Pants are a hard piece of clothing to document because none have been found. This means we have to look to other sources to find out what they are suppose to look like.
The pictorial evidence from rune stones and tapestries shows two styles of pants. This is probably due to regional variations in style. The tighter fitting straight leg style pants are very much like the Thorsbjerg trousers, a pair of pants from the migration period before the Vikings.
The second style of pants is commonly known as the Rus baggy pants style. This look can be obtained two ways. You can make pants that are really baggy, but are fitted below the knee. The other, easier way to achieve this kind of look is to wear baggy pants and then wrap the lower part of your leg with wickelbander (more on that later). This is the method that I have used for years, and I would recommend for people who are new to Viking clothing.

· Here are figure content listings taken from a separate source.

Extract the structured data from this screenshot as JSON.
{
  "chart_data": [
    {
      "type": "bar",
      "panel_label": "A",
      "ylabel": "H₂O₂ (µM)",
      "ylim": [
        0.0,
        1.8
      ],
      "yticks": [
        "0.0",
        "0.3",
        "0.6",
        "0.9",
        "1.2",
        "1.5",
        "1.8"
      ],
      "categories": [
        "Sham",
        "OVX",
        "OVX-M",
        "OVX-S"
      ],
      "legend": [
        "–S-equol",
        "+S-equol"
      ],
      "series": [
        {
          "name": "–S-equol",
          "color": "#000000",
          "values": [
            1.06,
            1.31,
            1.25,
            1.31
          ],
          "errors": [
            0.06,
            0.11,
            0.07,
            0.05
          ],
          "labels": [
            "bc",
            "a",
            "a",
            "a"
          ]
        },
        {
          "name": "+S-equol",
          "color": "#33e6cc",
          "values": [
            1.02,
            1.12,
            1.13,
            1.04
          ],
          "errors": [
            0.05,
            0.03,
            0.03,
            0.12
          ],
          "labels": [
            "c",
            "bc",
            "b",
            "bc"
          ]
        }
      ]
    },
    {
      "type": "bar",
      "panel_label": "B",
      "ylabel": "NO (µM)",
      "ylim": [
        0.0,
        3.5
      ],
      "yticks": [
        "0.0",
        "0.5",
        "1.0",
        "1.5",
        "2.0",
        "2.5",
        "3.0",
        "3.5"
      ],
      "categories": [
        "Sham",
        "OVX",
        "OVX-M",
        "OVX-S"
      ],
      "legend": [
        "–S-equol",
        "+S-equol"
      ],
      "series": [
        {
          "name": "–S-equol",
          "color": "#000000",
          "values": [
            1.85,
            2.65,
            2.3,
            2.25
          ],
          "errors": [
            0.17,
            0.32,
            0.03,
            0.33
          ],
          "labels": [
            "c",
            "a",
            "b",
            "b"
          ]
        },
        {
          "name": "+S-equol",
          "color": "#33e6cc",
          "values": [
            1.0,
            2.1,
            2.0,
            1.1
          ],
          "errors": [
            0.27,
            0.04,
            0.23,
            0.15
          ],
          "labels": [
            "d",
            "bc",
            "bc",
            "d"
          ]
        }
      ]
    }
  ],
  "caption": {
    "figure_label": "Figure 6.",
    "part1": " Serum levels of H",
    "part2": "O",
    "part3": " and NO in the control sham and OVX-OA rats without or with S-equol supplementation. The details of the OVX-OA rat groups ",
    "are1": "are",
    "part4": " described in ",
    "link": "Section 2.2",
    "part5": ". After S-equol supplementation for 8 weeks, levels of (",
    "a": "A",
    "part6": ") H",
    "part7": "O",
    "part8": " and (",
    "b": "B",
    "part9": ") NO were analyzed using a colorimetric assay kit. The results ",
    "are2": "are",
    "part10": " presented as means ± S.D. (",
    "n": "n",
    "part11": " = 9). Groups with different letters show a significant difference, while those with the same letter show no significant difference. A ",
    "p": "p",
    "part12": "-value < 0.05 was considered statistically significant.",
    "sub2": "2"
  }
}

WARNING … the following pattern is not based on any period examples. Because only 6 inches of your pants ends up showing anyway, I have put simplicity over authenticity when it comes to pants.
This is a pattern for drawstring pants that I found from an Australian reenactment group called The Grey Company.
For this pattern you will need a piece of fabric that is twice as long as your outer leg seam. It will also need to be at least twice your waist measurement wide. The wider the fabric, the more baggy you can make them.
1. Get your material and fold it lengthways slightly longer than the desired pants length, then fold it selvage to selvage and lay it out on a flat surface.
2. Get a tape measure and measure from the front waistband of the trousers you are wearing to the back waistband putting the tape measure between your legs. Don't hold the measure too tight! Try sitting down with the tape measure between your legs to check the groin curve. This measurement will stop you from making your pants too tight in the crotch (you need room for movement). From the centre fold in the fabric, measure inwards about 7cm and then measure down half your groin measurement adding a curve back towards the centerline.
3. If you only want slightly baggy pants, measure around your waist and add a little extra for seams and movement (about 3 - 4 inches if you are doing ½ inch seams; this allows 2 inches of ease). Divide your adjusted waist measurement by 4 and measure this distance from the groin line at the waist and mark.
If you want a tapered leg draw an angled line from the end of the groin curve to the bottom of the pants, and a line from the waist mark to the hem line leaving enough between the two so your leg will fit. (This measurement should be slightly bigger than half your leg size.) If you want baggy pants, add the extra onto your waist measurement and proceed as above.
4. Once your pattern is drawn, cut it out. Take 2 pieces and, with right sides together, pin the groin curve seams and sew up. Do the same with the other two pieces. With right sides together, pin the inner leg seams together and sew. Finally pin the outer seams together and sew. Hem the bottom cuff of each leg.
5. The only thing left is the waistband. With your pants inside out, start by ironing over a half inch at the top of your pants. Then, iron over another inch or so. Sew this down. It should create a nice big hem that you can pass your drawstring through. Pick a side to be the front, and pick out a few stitches in the hem. Using a safety pin, run your drawstring around your waistband. Shoe laces make great drawstrings.